Krewson announced she would not run for re-election two weeks after voters approved the nonpartisan election measure, Prop D, by 68 percent of the vote.
Tishaura Jones was widely perceived to have lost in part because there were four major Black candidates that split the vote. And she earned almost double the votes of the next closest Black candidate, which was Reed.
“I think if we would have had this in 2017, we would have had a different outcome,” said Tishaura Jones, who currently serves as the city’s treasurer.
Housing Crisis
One of the most immediate and biggest challenges the next mayor will face is keeping residents in their homes.
“I’m worried about an impending foreclosure crisis,” said Spencer, currently an alderwoman representing south St. Louis. “The city does have a role in distributing those (relief) funds.”
The city ran out of the $7 million in rental and mortgage assistance funds from the CARES Act in early December. More than 9,000 people submitted applications.
“The backlog is just immense,” said Reed, who is currently president of the city’s Board of Aldermen. “There’s thousands of people still waiting because there is such a need, and even more people come in each and every day.”
In late January, the city received $9 million for rental assistance from the federal relief package Congress passed in December, and the application is expected to open any day now.
Since August, the city’s circuit court has ordered a moratorium on evictions. While this has kept people in their homes, it didn’t stop roughly 3,000 eviction proceedings from occurring in 2020.
Now hundreds of eviction judgements are sitting in the sheriff’s office, waiting to be executed the moment the order lifts.
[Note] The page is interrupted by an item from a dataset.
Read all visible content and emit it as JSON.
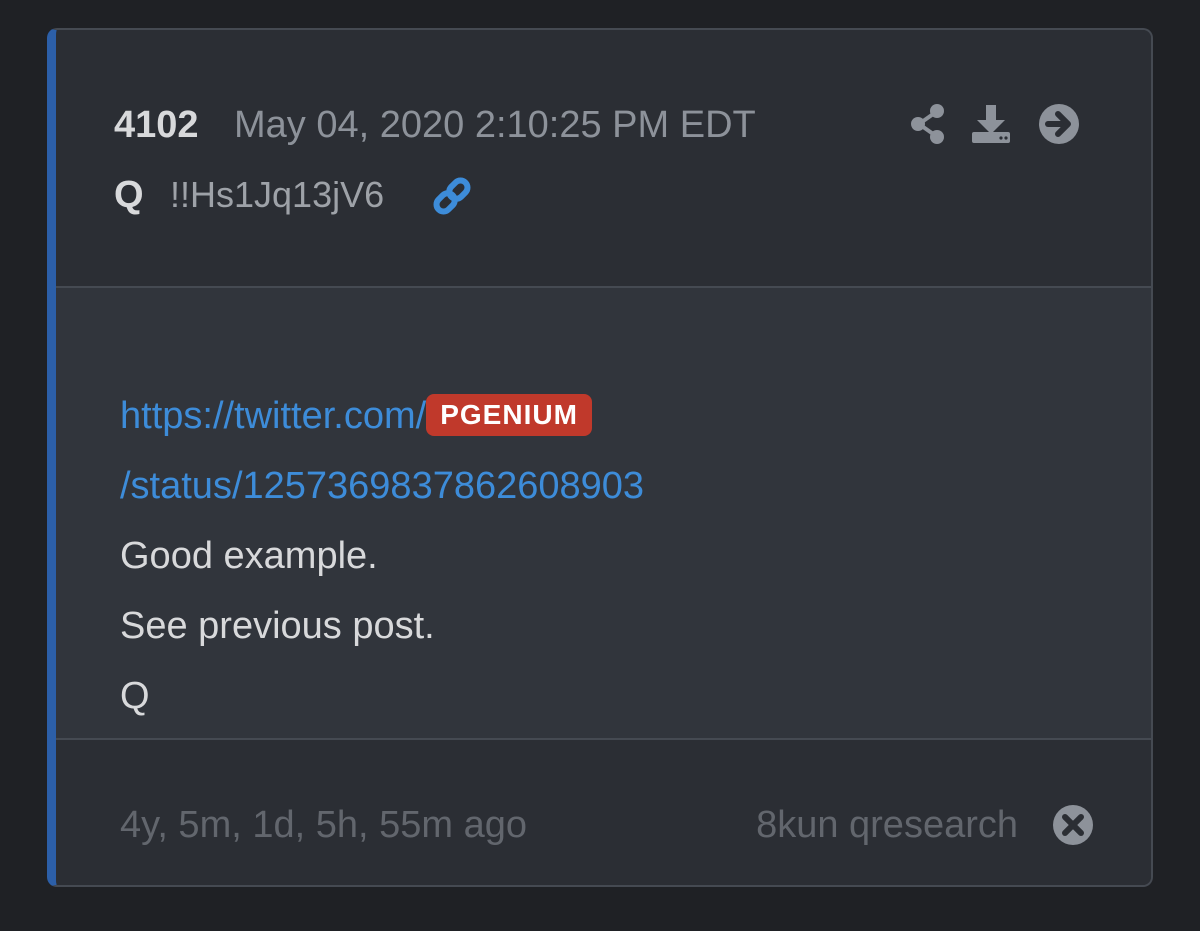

The circuit court has not tracked the total number of judgements, and a spokesman from the sheriff’s office said they could not access the number due to a winter-related pipe break in the office building. However, the number likely tracks closely to St. Louis County, where 500 families are scheduled to be evicted when the county’s court order lifts.
The city’s current moratorium expires on March 2, but the judge will likely extend it through April 1, sources with knowledge of the situation told The Independent.
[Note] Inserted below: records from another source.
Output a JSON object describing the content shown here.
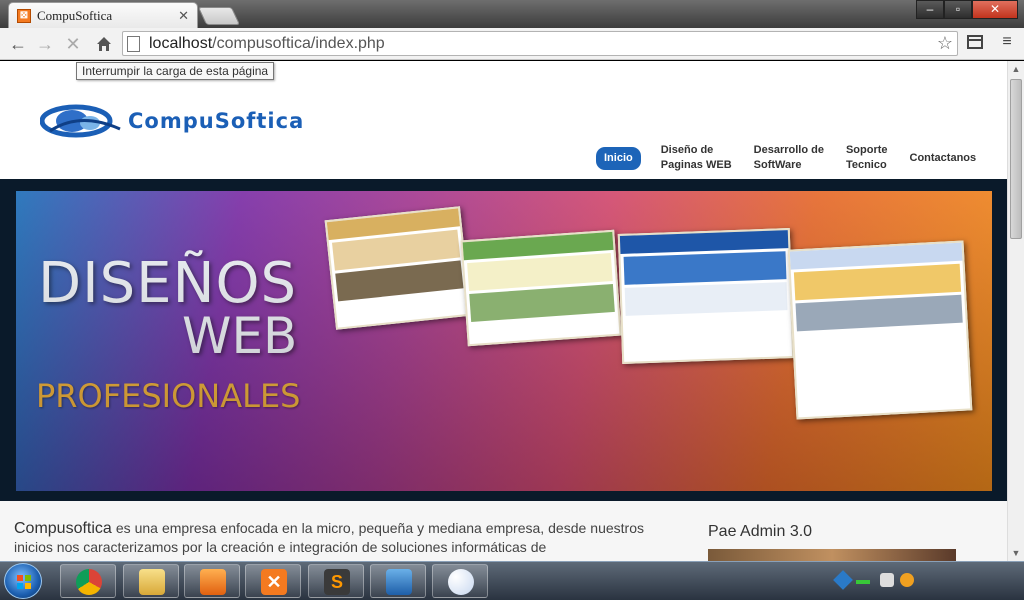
{
  "browser": {
    "tab_title": "CompuSoftica",
    "tab_favicon": "xampp-icon",
    "url_path": "localhost",
    "url_rest": "/compusoftica/index.php",
    "tooltip": "Interrumpir la carga de esta página"
  },
  "site": {
    "logo_text": "CompuSoftica",
    "nav": [
      {
        "label": "Inicio",
        "active": true
      },
      {
        "line1": "Diseño de",
        "line2": "Paginas WEB"
      },
      {
        "line1": "Desarrollo de",
        "line2": "SoftWare"
      },
      {
        "line1": "Soporte",
        "line2": "Tecnico"
      },
      {
        "label": "Contactanos"
      }
    ],
    "hero": {
      "line1": "DISEÑOS",
      "line2": "WEB",
      "line3": "PROFESIONALES"
    },
    "intro": {
      "brand": "Compusoftica",
      "text": " es una empresa enfocada en la micro, pequeña y mediana empresa, desde nuestros inicios nos caracterizamos por la creación e integración de soluciones informáticas de"
    },
    "sidebar_title": "Pae Admin 3.0"
  },
  "taskbar": {
    "apps": [
      "chrome-icon",
      "explorer-icon",
      "media-player-icon",
      "xampp-icon",
      "sublime-text-icon",
      "control-panel-icon",
      "paint-icon"
    ]
  },
  "colors": {
    "brand_blue": "#1b5fb6",
    "nav_active": "#1d64b8",
    "hero_orange": "#f6b53a"
  }
}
Because of the gravity of the situation, the nonprofit Homes For All held a mayoral forum last week solely dedicated to how candidates will handle the eviction and mortgage foreclosure crisis.
Several candidates mentioned they would ensure that the Affordable Housing Trust Fund was fully funded. This fund supports agencies that work to prevent families from losing their homes, serve the homeless, as well as aim to build affordable housing developments.
Advocates have long demanded that the fund receive a minimal allocation of $10 million every year, instead of the current $5 million.
Green said she would strongly support this allocation — and her vote counts.
Green sits on the three-member Board of Estimate and Apportionment that has the power to allocate more money to the fund. The other two votes come from the mayor and the president of the Board of Aldermen.
Green said she would also support putting money towards home repairs and forgivable home-loan programs. This could also help to entice more people to move into the city — where the population has steadily declined the past decade, she said.
In fact, recent U.S. Census Bureau estimates show a trend of Black residents moving out of the city.
It’s unclear whether the new federal relief funds will come in before or after the April election.
However, Reed said he’ll ensure aldermen approve the funds quickly so the money can get out to residents.
Although $400 million sounds like a lot of money, especially when this year’s general revenue fund was budgeted for $481.6 million, that money is going to go fast, Tishaura Jones said.
The next mayor will need to continue to urge their federal delegation and lobbyists to make sure renters and property owners are protected.
“What is the federal government going to do to forgive mortgages for this entire period?” she asked. “That would make a lot of people whole. There’s so many missteps that happened during this pandemic, and the federal government is only doing peanuts to make everybody whole.”